Wednesday 28 November 2012

Bluebird


  I have had a lot on my mind this past week. I've really had a few tough days of struggling through some emotions and harsh realities. I can see that there are things changing in my life and it is quite a frightening reality. A series of events and decisions all seem to collide in one week of my life, and I guess I just don't know how to find the answers.  

I felt at a standstill on Sunday afternoon, (which has carried on throughout the week) where I just did not know where to go. I think it is a build up of the past year and a half of events in my life, and now I feel like I need to answer all these pending questions in the course of this week. I find myself trying to be as honest as possible with myself, asking questions with hard or truly ugly answers. A lot of it is boiling down to who are you called to be and what is being asked of you? In order to get there what needs to be done? 

I find myself frustrated as if I'm trying to untangle myself from my sheets as I do every morning to turn off my alarm, with confusion, aggression and blinded in the dark. I search for the answers to my dreams, but all I feel is that I am fighting my fears of how to get there. 


I am not a poet, a writer or a musician, but I find comfort in these elements of life. I came across this Video of Brittany Myer singing her song called "Bluebird".Also found on here at TWLOHA :http://herewecollide.com/ 

This song reminds me of the emotional struggles I still fight with myself, the those fears of vulnerability, I guess the key now is realizing how to over come those fears with my dreams. 





Friday 23 November 2012

I Was Broken

  I decided that I wanted to start writing in my blog again. I haven't written in it in about two years, when I was traveling in South East Asia. However, to my frustration I just couldn't access and get back into my former blog, therefore I decided--just create a new one and well, here we are. I really don't know if anyone will actually read this, or even how long I will write diligently in this blog, but lets give it a try.

I wanted to begin with being a bit vulnerable, sharing myself.  I've realized over time that I am my biggest critic. I judge everything I do or don't do--and I have lived my life this way for a long time.  I am that person Charles Horton Cooley talks about in his sociological theory of the Looking Glass Self. This is where a person derives their image of themselves based on how they believe others see them. I have and had created my image based on I thought how others saw me. I have not allowed myself to participate in activities, dress a certain way, voice opinions in class, all for the fear of looking stupid, or sounding uneducated. I have rejected so much of life for not believing I was worthy or good enough.

Right now I'm in a better place, I can say that who I am today is a stronger, more confident woman. I have a lot of emotional scars, and I carry them with me. I won't hide my past, I won't hide who I once was, but that person is not who I am today.
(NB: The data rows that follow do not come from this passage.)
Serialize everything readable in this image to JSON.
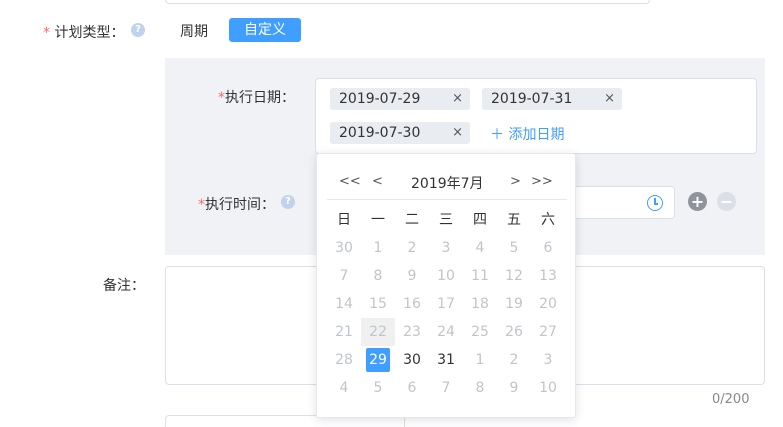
{
  "form": {
    "plan_type": {
      "required": "*",
      "label": "计划类型：",
      "help": "?",
      "tabs": [
        "周期",
        "自定义"
      ],
      "active_tab": "自定义"
    },
    "exec_date": {
      "required": "*",
      "label": "执行日期：",
      "tags": [
        {
          "label": "2019-07-29",
          "remove": "×"
        },
        {
          "label": "2019-07-31",
          "remove": "×"
        },
        {
          "label": "2019-07-30",
          "remove": "×"
        }
      ],
      "add_label": "＋ 添加日期"
    },
    "exec_time": {
      "required": "*",
      "label": "执行时间：",
      "help": "?",
      "add": "+",
      "remove": "−"
    },
    "remark": {
      "label": "备注：",
      "counter": "0/200"
    }
  },
  "calendar": {
    "prev_year": "<<",
    "prev_month": "<",
    "title": "2019年7月",
    "next_month": ">",
    "next_year": ">>",
    "weekdays": [
      "日",
      "一",
      "二",
      "三",
      "四",
      "五",
      "六"
    ],
    "weeks": [
      [
        {
          "d": "30",
          "cur": false
        },
        {
          "d": "1",
          "cur": false
        },
        {
          "d": "2",
          "cur": false
        },
        {
          "d": "3",
          "cur": false
        },
        {
          "d": "4",
          "cur": false
        },
        {
          "d": "5",
          "cur": false
        },
        {
          "d": "6",
          "cur": false
        }
      ],
      [
        {
          "d": "7",
          "cur": false
        },
        {
          "d": "8",
          "cur": false
        },
        {
          "d": "9",
          "cur": false
        },
        {
          "d": "10",
          "cur": false
        },
        {
          "d": "11",
          "cur": false
        },
        {
          "d": "12",
          "cur": false
        },
        {
          "d": "13",
          "cur": false
        }
      ],
      [
        {
          "d": "14",
          "cur": false
        },
        {
          "d": "15",
          "cur": false
        },
        {
          "d": "16",
          "cur": false
        },
        {
          "d": "17",
          "cur": false
        },
        {
          "d": "18",
          "cur": false
        },
        {
          "d": "19",
          "cur": false
        },
        {
          "d": "20",
          "cur": false
        }
      ],
      [
        {
          "d": "21",
          "cur": false
        },
        {
          "d": "22",
          "cur": false,
          "hover": true
        },
        {
          "d": "23",
          "cur": false
        },
        {
          "d": "24",
          "cur": false
        },
        {
          "d": "25",
          "cur": false
        },
        {
          "d": "26",
          "cur": false
        },
        {
          "d": "27",
          "cur": false
        }
      ],
      [
        {
          "d": "28",
          "cur": false
        },
        {
          "d": "29",
          "cur": true,
          "selected": true
        },
        {
          "d": "30",
          "cur": true
        },
        {
          "d": "31",
          "cur": true
        },
        {
          "d": "1",
          "cur": false
        },
        {
          "d": "2",
          "cur": false
        },
        {
          "d": "3",
          "cur": false
        }
      ],
      [
        {
          "d": "4",
          "cur": false
        },
        {
          "d": "5",
          "cur": false
        },
        {
          "d": "6",
          "cur": false
        },
        {
          "d": "7",
          "cur": false
        },
        {
          "d": "8",
          "cur": false
        },
        {
          "d": "9",
          "cur": false
        },
        {
          "d": "10",
          "cur": false
        }
      ]
    ]
  },
  "colors": {
    "primary": "#409eff",
    "required": "#f56c6c",
    "panel": "#f0f2f5"
  }
}
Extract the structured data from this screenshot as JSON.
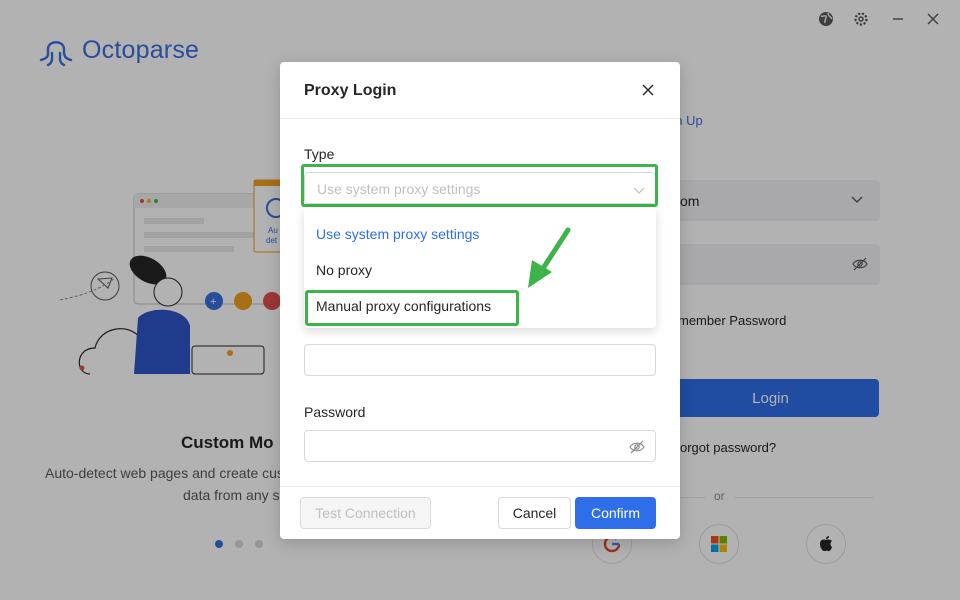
{
  "app": {
    "name": "Octoparse",
    "brand_color": "#3a6fe0",
    "signup_link": "gn Up",
    "email_fragment": "om",
    "remember_fragment": "member Password",
    "login_label": "Login",
    "forgot_fragment": "orgot password?",
    "or_text": "or",
    "slide": {
      "title": "Custom Mo",
      "desc_line1": "Auto-detect web pages and create cus",
      "desc_line2": "data from any s",
      "illustration_text": "Au det",
      "active_dot": 0
    },
    "window_icons": [
      "globe-icon",
      "gear-icon",
      "minimize-icon",
      "close-icon"
    ],
    "social_icons": [
      "google-icon",
      "microsoft-icon",
      "apple-icon"
    ]
  },
  "dialog": {
    "title": "Proxy Login",
    "type_label": "Type",
    "type_placeholder": "Use system proxy settings",
    "password_label": "Password",
    "buttons": {
      "test": "Test Connection",
      "cancel": "Cancel",
      "confirm": "Confirm"
    },
    "options": [
      {
        "label": "Use system proxy settings",
        "selected": true
      },
      {
        "label": "No proxy",
        "selected": false
      },
      {
        "label": "Manual proxy configurations",
        "selected": false
      }
    ]
  },
  "colors": {
    "primary": "#2f6ee9",
    "highlight": "#3cb449"
  }
}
My thought for today...will my self-confidence/image struggles impact my niece or future daughter? How will my negative words of myself influence women around me, mothers, daughters, sisters, cousins? Perhaps I need to choose better words to uplift myself. 
 
When I look at myself in the mirror I will say that I am beautiful, I am loved. I have learned to love myself for who I am right now, but I want to continue to grow, and become a better woman. 

My daily Mantra: 
·          Today, I set my own limitations. I decide what I am capable of, and
I constantly remind myself that I am capable of much more than I usually believe I am.

·          I will Change how I see, not how I look.
·          Today I will celebrate all that my body can do for me each day.
·          I deserve to be loved and I allow myself to be loved as I am.
·          Today I present my love, passion, talent and joy as a gift to the world.
·          Today I love my body fully, deeply and joyfully.
·         "Be kind, for everyone you meet is fighting a hard battle." – Plato


This song is amazing. I found it via To Write Love on Her Arms blog. It is by Marcus Foster and I think his voice is chilling. I cry when I hear this song.